À son arrivée, l'air frais du matin contrastait agréablement avec la chaleur de la Toscane qu'elle avait quittée derrière elle. Chaque souffle semblait purifier ses poumons et son esprit, lui offrant une toile vierge sur laquelle peindre cette nouvelle étape de sa vie. Toutefois, malgré la beauté et la tranquillité de Kyoto, une part d'elle restait irrémédiablement accrochée à la Toscane, à la ferme de Swan , et à Emma.
Les premiers jours à Kyoto furent une plongée dans un monde à la fois étrange et fascinant. Regina se joignit à l'équipe de Akiro Tanaka, un chef reconnu non seulement pour sa cuisine mais aussi pour sa philosophie intégrant bien-être et méditation dans la pratique culinaire. Chaque matin commençait par une séance de méditation collective, suivie d'une préparation minutieuse des ingrédients. Le calme et la concentration exigés par ces pratiques étaient nouveaux pour Regina, qui avait toujours cuisiné dans l'urgence et la passion du service en restaurant.
Pendant qu'elle apprenait à manier le couteau avec une précision quasi-cérémoniale et à composer des plats où chaque élément avait sa place et son harmonie, les pensées de Regina vagabondaient souvent vers Emma. Est-elle en train de marcher dans les vignes maintenant ? Que dirait-elle de ce plat que je prépare ? Ces pensées la rendaient mélancolique mais aussi incroyablement reconnaissante pour les moments qu'elles avaient partagés.

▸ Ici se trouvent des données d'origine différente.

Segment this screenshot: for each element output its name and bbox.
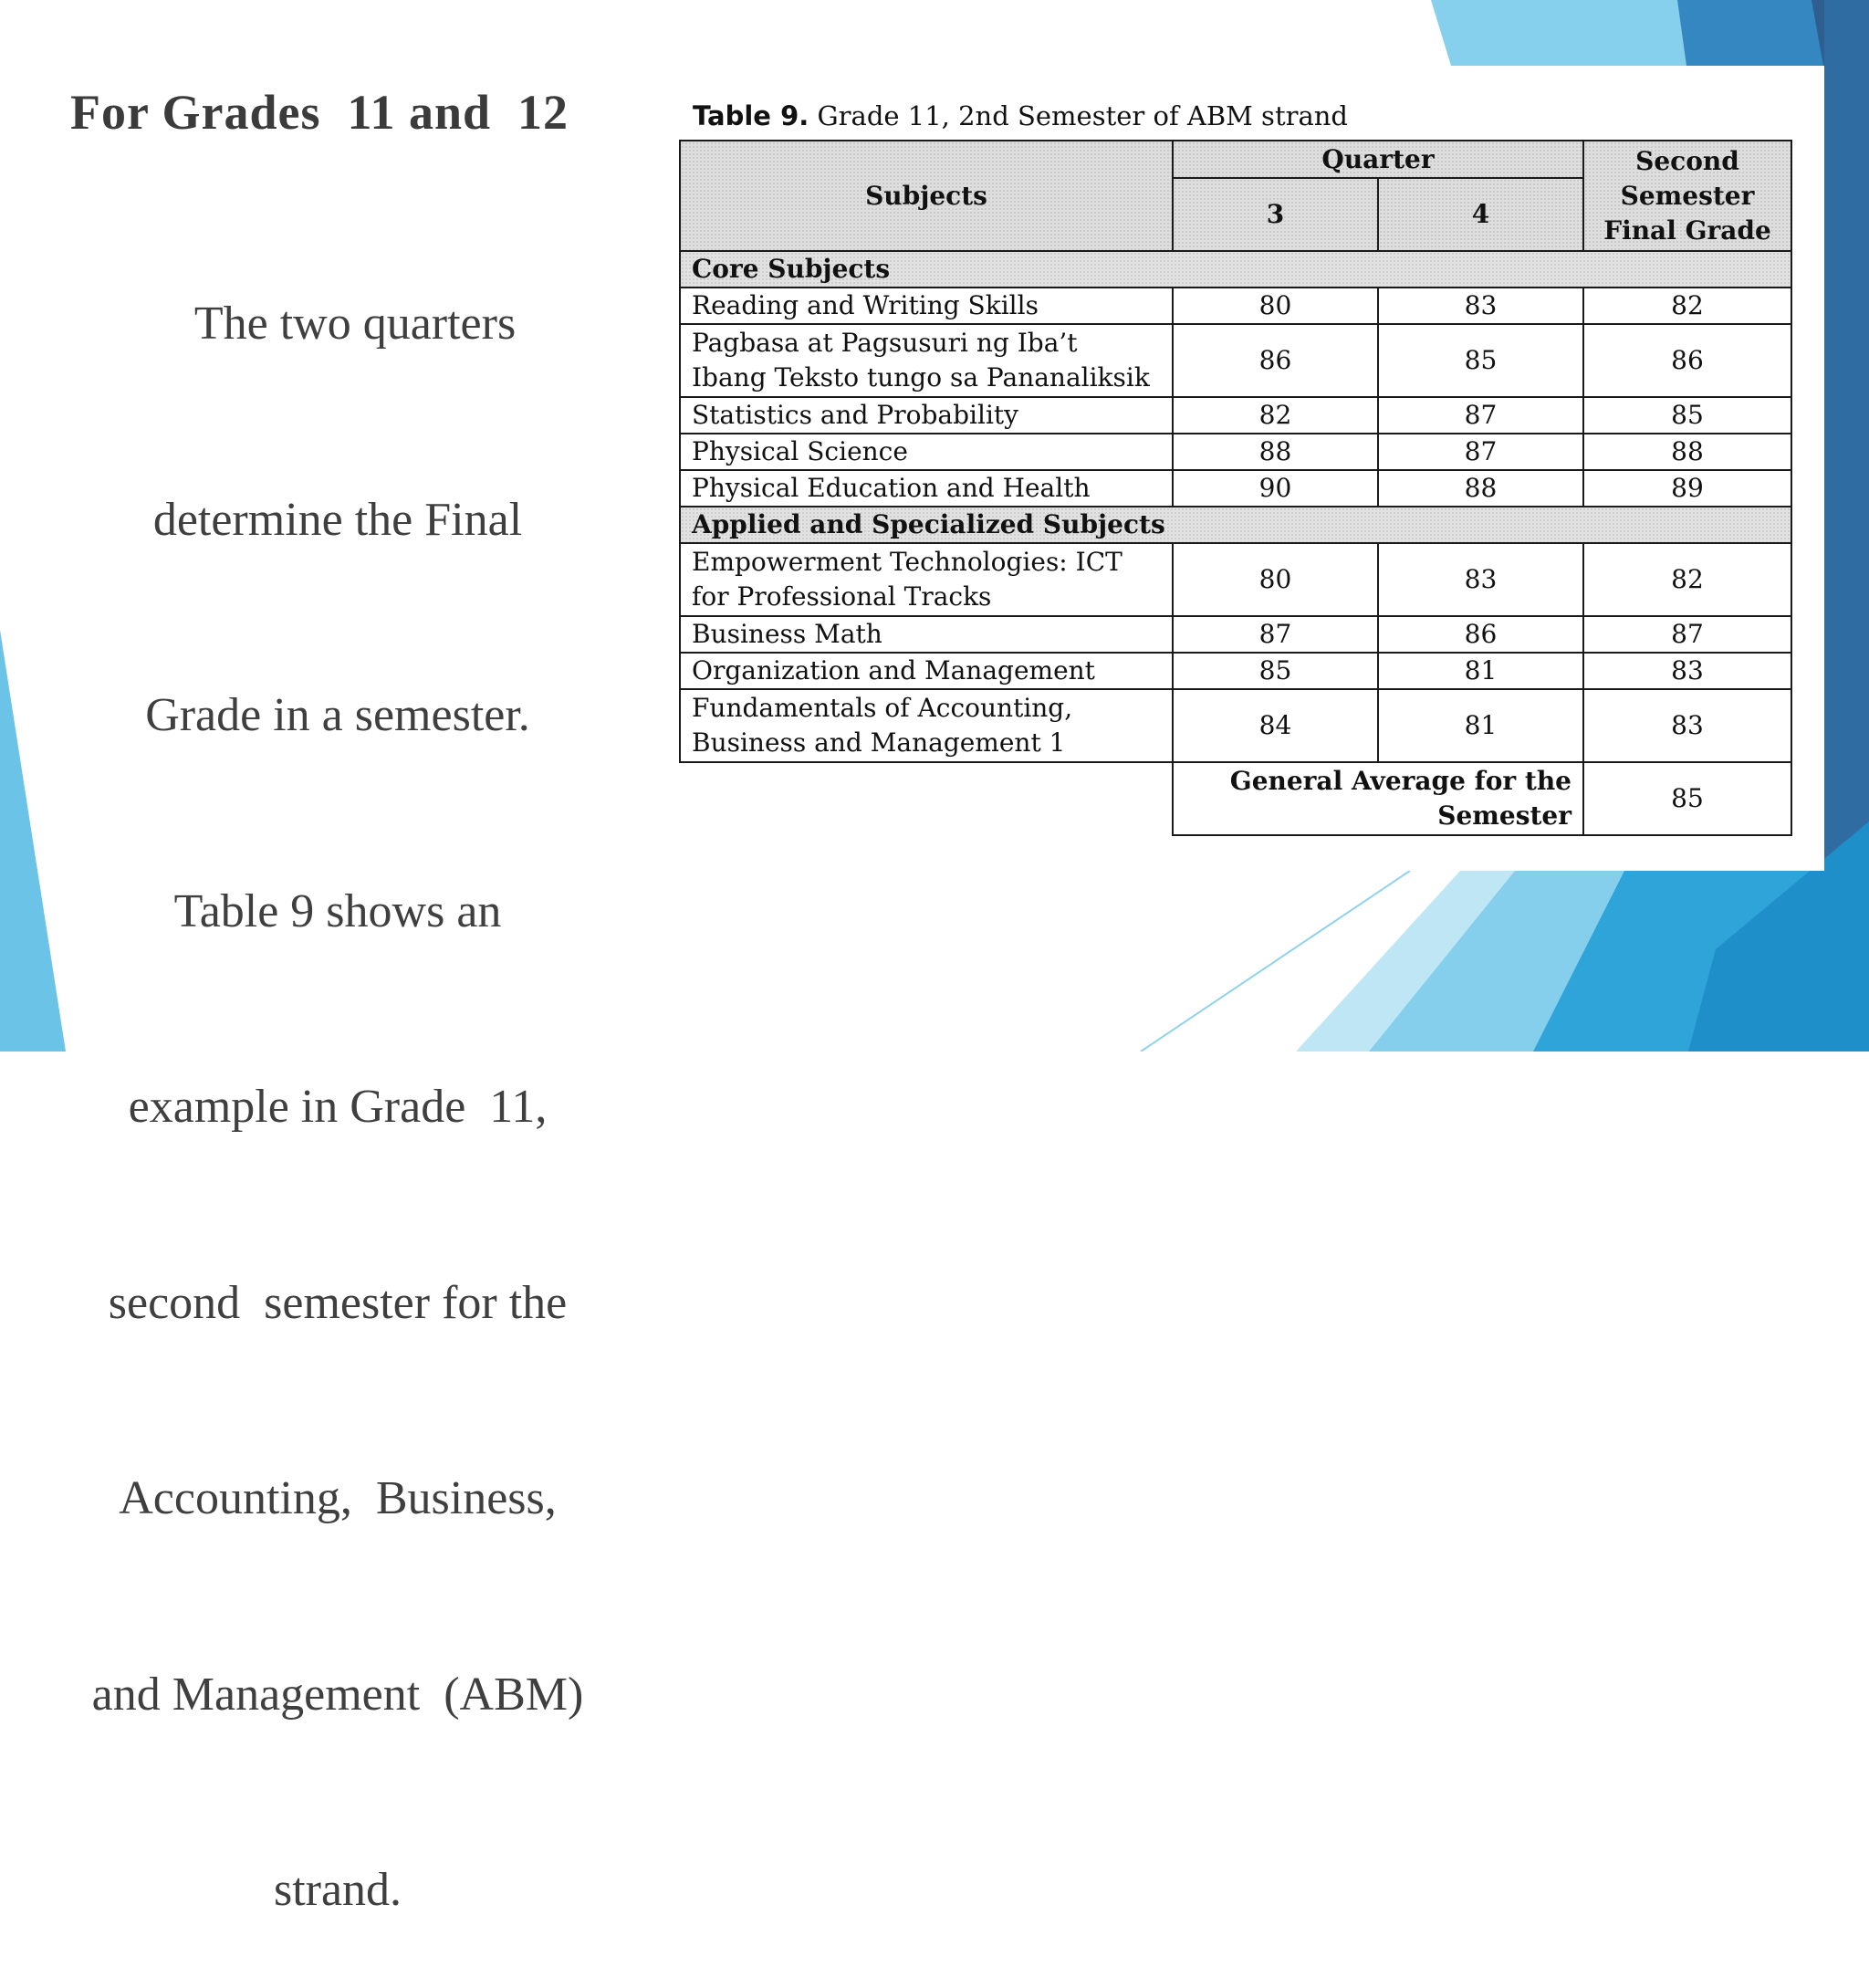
subject-cell: Pagbasa at Pagsusuri ng Iba’t Ibang Teksto tungo sa Pananaliksik — [680, 324, 1173, 397]
quarter-4-cell: 87 — [1378, 434, 1583, 470]
table-row — [680, 653, 1791, 689]
table-caption-text: Grade 11, 2nd Semester of ABM strand — [809, 100, 1348, 131]
body-line: The two quarters — [159, 298, 517, 350]
header-subjects: Subjects — [680, 141, 1173, 251]
general-average-label: General Average for the Semester — [1173, 762, 1583, 835]
subject-cell: Business Math — [680, 616, 1173, 653]
general-average-value: 85 — [1583, 762, 1791, 835]
blank-cell — [680, 762, 1173, 835]
table-caption-number: Table 9. — [693, 100, 809, 131]
header-quarter-4: 4 — [1378, 178, 1583, 251]
quarter-4-cell: 81 — [1378, 689, 1583, 762]
quarter-3-cell: 88 — [1173, 434, 1378, 470]
quarter-4-cell: 81 — [1378, 653, 1583, 689]
quarter-4-cell: 83 — [1378, 543, 1583, 616]
body-line: and Management (ABM) — [91, 1668, 584, 1721]
slide-title: For Grades 11 and 12 — [70, 85, 569, 140]
table-row — [680, 397, 1791, 434]
quarter-4-cell: 87 — [1378, 397, 1583, 434]
section-row — [680, 251, 1791, 288]
quarter-3-cell: 84 — [1173, 689, 1378, 762]
decor-shape-left-edge — [0, 630, 66, 1052]
final-grade-cell: 82 — [1583, 288, 1791, 324]
subject-cell: Reading and Writing Skills — [680, 288, 1173, 324]
final-grade-cell: 89 — [1583, 470, 1791, 507]
quarter-4-cell: 83 — [1378, 288, 1583, 324]
body-line: example in Grade 11, — [128, 1081, 548, 1133]
section-label: Applied and Specialized Subjects — [680, 507, 1791, 543]
table-row — [680, 543, 1791, 616]
section-row — [680, 507, 1791, 543]
subject-cell: Organization and Management — [680, 653, 1173, 689]
decor-shape-top-mid — [1677, 0, 1825, 66]
final-grade-cell: 87 — [1583, 616, 1791, 653]
table-row — [680, 288, 1791, 324]
quarter-3-cell: 85 — [1173, 653, 1378, 689]
decor-shape-top-light — [1431, 0, 1688, 66]
subject-cell: Physical Education and Health — [680, 470, 1173, 507]
general-average-row — [680, 762, 1791, 835]
body-line: second semester for the — [108, 1276, 568, 1329]
quarter-3-cell: 87 — [1173, 616, 1378, 653]
table-row — [680, 470, 1791, 507]
quarter-3-cell: 86 — [1173, 324, 1378, 397]
body-line: Table 9 shows an — [173, 884, 502, 937]
header-final-grade: Second Semester Final Grade — [1583, 141, 1791, 251]
table-body — [680, 251, 1791, 835]
table-row — [680, 324, 1791, 397]
quarter-4-cell: 88 — [1378, 470, 1583, 507]
final-grade-cell: 82 — [1583, 543, 1791, 616]
slide-body-text — [64, 161, 611, 1988]
quarter-3-cell: 80 — [1173, 288, 1378, 324]
grades-table — [679, 140, 1792, 836]
body-line: Grade in a semester. — [145, 689, 530, 741]
quarter-4-cell: 85 — [1378, 324, 1583, 397]
subject-cell: Empowerment Technologies: ICT for Professional Tracks — [680, 543, 1173, 616]
body-line: strand. — [273, 1864, 402, 1916]
section-label: Core Subjects — [680, 251, 1791, 288]
body-line: Accounting, Business, — [119, 1472, 557, 1524]
quarter-4-cell: 86 — [1378, 616, 1583, 653]
table-row — [680, 434, 1791, 470]
final-grade-cell: 85 — [1583, 397, 1791, 434]
quarter-3-cell: 90 — [1173, 470, 1378, 507]
final-grade-cell: 86 — [1583, 324, 1791, 397]
quarter-3-cell: 80 — [1173, 543, 1378, 616]
table-row — [680, 616, 1791, 653]
body-line: determine the Final — [152, 493, 523, 546]
final-grade-cell: 83 — [1583, 653, 1791, 689]
subject-cell: Fundamentals of Accounting, Business and Management 1 — [680, 689, 1173, 762]
subject-cell: Statistics and Probability — [680, 397, 1173, 434]
final-grade-cell: 88 — [1583, 434, 1791, 470]
final-grade-cell: 83 — [1583, 689, 1791, 762]
quarter-3-cell: 82 — [1173, 397, 1378, 434]
table-row — [680, 689, 1791, 762]
header-quarter-3: 3 — [1173, 178, 1378, 251]
table-caption — [693, 100, 1348, 131]
header-quarter: Quarter — [1173, 141, 1583, 178]
subject-cell: Physical Science — [680, 434, 1173, 470]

La cuisine devenait alors un pont entre son passé en Toscane et son présent à Kyoto, chaque plat une lettre d'amour non écrite à celle qui avait éveillé en elle tant de passion et d'inspiration.
Kaito, remarquant l'attention particulière de Regina et sa tendance à se perdre dans ses réflexions, l'encourageait à canaliser ses émotions dans sa cuisine. «Regina-san, en cuisine, chaque geste peut transmettre un sentiment, une pensée. Votre nostalgie pour quelqu'un peut enrichir votre art.» Lui dit-il un jour après l'avoir observée silencieusement.
Ce conseil résonna profondément en Regina. Elle commença à expérimenter avec des ingrédients locaux, tentant de fusionner les saveurs toscanes avec les techniques japonaises, une métaphore de son propre cœur partagé entre deux mondes.